From the Echo Park Historical Society

Years before Hollywood became synonymous with the commercial film industry, Edendale was the center of filmmaking on the West Coast. This film center was located southeast of Hollywood and north of Echo Park, the famous Southern California park surrounding a scenic little lake. Angelus Temple, later built in the 1920s, was close to the park, and evangelist Aimee Semple McPherson preached in the temple.

A film trade publication, Motography, of July 1911, described the  area this way:  “Edendale…is the motion picture center of the Pacific Coast. With clear air and sunshine three hundred days out of the year, conditions are ideal for perfect picture making. The scenic advantages of the location, too, are unique. From [Edendale] can be seen the Pacific Ocean, twenty-two miles to the west, and the broad panorama of Southern California, with its fruit and stock ranches, its snowcapped mountains and its tropical vegetation, to the east, north and south. Within a short distance of Edendale may be found every known variety of national scenery, seemingly arranged by a master producer expressly for the motion picture camera.”

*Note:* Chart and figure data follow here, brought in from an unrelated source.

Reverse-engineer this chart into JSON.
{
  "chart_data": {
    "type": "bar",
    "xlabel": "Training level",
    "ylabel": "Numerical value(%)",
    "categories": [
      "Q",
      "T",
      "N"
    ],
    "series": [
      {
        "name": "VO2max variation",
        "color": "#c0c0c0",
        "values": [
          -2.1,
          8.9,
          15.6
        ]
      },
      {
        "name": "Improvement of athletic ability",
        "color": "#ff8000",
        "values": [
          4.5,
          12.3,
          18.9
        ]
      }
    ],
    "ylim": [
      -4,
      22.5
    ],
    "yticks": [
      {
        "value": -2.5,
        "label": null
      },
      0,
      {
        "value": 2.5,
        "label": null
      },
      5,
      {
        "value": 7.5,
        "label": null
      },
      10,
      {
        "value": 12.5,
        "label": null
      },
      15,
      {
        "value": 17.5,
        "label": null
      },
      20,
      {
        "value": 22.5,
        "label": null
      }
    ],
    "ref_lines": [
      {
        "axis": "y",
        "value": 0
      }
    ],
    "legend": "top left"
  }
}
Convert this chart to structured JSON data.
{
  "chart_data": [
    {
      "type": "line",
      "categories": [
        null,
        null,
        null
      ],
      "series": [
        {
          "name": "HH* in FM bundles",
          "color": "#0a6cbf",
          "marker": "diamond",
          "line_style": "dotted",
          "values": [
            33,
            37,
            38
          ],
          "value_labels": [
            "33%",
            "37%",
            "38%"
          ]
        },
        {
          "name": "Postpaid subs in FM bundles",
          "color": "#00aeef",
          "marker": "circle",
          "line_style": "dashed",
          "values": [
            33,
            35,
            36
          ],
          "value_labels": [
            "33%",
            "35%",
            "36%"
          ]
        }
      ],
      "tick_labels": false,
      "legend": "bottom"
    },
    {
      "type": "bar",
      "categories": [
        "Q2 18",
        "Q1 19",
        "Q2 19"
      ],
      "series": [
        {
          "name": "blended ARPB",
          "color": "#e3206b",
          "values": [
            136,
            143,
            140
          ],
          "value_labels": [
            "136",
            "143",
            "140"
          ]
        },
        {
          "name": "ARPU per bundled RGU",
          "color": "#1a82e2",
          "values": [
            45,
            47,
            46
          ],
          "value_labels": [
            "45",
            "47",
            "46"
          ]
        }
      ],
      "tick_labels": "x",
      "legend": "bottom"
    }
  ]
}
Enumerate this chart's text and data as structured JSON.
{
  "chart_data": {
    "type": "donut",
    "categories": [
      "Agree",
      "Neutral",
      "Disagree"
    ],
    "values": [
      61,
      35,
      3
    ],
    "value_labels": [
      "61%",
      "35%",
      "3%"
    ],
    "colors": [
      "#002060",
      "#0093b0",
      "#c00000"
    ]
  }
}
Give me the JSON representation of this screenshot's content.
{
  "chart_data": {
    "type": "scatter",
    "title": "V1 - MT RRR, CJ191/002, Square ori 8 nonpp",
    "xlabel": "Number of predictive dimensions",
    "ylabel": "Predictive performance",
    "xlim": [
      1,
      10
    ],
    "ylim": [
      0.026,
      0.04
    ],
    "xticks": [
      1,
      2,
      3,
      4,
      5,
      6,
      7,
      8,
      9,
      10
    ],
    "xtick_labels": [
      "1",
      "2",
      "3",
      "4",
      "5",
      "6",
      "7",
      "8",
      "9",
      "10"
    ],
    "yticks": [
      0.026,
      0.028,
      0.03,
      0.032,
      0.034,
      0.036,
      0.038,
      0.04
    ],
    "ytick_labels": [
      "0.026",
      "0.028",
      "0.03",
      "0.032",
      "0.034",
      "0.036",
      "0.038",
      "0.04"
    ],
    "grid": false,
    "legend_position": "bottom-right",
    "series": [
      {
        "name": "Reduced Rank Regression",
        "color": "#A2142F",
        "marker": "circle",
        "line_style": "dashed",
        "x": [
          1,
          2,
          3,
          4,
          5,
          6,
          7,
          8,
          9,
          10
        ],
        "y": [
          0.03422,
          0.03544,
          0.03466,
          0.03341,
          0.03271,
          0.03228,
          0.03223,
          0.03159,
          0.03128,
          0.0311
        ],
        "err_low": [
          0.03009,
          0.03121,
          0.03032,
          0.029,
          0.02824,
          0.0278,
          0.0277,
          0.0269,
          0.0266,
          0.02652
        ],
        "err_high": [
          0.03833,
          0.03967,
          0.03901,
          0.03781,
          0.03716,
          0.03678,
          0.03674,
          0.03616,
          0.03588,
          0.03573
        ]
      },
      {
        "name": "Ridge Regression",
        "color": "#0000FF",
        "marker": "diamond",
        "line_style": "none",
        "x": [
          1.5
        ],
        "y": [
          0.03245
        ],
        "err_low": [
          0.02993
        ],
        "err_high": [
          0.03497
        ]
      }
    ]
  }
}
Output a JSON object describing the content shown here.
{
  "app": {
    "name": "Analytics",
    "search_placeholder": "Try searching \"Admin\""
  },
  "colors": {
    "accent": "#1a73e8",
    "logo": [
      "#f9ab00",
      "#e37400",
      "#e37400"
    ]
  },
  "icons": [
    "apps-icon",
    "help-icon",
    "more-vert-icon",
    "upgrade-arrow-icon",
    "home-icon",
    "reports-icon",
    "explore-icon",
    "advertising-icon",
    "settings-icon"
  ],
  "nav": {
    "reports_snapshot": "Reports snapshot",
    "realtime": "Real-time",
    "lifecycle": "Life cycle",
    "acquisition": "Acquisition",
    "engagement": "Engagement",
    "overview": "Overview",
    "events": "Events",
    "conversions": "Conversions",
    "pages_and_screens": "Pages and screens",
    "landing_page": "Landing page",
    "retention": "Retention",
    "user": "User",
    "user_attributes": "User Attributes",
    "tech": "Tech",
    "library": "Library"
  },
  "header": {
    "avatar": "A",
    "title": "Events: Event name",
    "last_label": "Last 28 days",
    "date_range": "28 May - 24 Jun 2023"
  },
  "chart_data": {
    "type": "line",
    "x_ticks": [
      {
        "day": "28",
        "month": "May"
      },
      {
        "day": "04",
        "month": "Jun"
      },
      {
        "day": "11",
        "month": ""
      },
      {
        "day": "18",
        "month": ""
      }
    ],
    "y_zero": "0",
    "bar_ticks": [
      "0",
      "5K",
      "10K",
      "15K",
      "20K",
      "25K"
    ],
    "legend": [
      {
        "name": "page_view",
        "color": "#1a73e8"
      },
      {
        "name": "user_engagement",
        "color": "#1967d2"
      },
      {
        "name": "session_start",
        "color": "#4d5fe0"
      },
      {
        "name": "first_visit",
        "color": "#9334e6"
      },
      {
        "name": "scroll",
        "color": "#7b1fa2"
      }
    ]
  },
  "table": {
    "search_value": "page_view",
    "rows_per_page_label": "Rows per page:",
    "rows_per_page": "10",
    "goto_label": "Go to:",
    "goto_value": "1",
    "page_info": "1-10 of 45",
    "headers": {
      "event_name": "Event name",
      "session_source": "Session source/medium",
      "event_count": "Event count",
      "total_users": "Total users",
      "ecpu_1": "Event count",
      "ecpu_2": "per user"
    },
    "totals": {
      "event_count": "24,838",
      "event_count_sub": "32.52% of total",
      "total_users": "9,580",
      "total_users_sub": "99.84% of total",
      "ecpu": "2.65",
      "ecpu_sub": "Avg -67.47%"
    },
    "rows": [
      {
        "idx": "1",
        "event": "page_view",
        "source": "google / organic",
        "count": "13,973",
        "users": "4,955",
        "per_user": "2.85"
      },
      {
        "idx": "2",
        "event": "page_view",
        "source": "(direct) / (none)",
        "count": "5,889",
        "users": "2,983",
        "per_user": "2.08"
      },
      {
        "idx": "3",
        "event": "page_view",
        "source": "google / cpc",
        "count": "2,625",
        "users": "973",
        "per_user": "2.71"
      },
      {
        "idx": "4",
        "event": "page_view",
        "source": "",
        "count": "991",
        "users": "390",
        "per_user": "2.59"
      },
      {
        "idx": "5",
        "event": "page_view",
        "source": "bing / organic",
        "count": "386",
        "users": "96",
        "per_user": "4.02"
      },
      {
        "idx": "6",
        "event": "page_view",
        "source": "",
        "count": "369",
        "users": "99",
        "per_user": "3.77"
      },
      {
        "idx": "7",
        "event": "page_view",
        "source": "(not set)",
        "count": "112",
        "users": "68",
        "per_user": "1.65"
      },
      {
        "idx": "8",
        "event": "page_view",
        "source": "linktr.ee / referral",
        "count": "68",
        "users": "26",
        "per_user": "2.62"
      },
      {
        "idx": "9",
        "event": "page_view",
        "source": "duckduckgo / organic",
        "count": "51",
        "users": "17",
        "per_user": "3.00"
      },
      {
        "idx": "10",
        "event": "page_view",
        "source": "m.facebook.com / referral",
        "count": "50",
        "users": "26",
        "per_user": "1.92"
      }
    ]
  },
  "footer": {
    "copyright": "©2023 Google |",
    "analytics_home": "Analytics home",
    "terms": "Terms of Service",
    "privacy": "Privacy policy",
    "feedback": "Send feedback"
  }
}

In the 1910s, several film studios were operating in Edendale and were located on the street that was later renamed Glendale Boulevard, north of Sunset Boulevard. These studios included the Selig Polyscope Company, the Mack Sennett Studios, the Pathé West Coast Film Studio and others.

Several silent-film stars worked in the Edendale studios, including Charlie Chaplin, Harold Lloyd, Theda Bara, Tom Mix, Mabel Normand, Fatty Arbuckle, Marie Dressler and Bebe Daniels. Filmed at Mack Sennett Studios were the first film starring Charlie Chaplin, the first feature-length comedy — starring Charlie Chaplin and Mabel Normand — and the Keystone Cops comedies. Hal Roach’s early comedies starring Harold Lloyd were also filmed at a studio in Edendale.

The pie toss became a standard routine in slapstick movie comedies. The first pie-in-the-face scene was filmed in 1913 when Mabel Normand tossed a pie at Fatty Arbuckle in the movie A Noise from the Deep, at what later became the Mack Sennett Studios on Glendale Boulevard near Effie Street.

The complex dates back to 1909 and includes one of the area’s first permanent sound stages or filmmaking factories. The complex is now part of a storage facility. The former studio at 1712 Glendale Boulevard is a historic-cultural monument.

Filming continued in local studios through the 1930s, when most of the industry had moved to Hollywood and beyond.

Today the post office and library retain the name of Edendale, but the area has not been a film center for many years.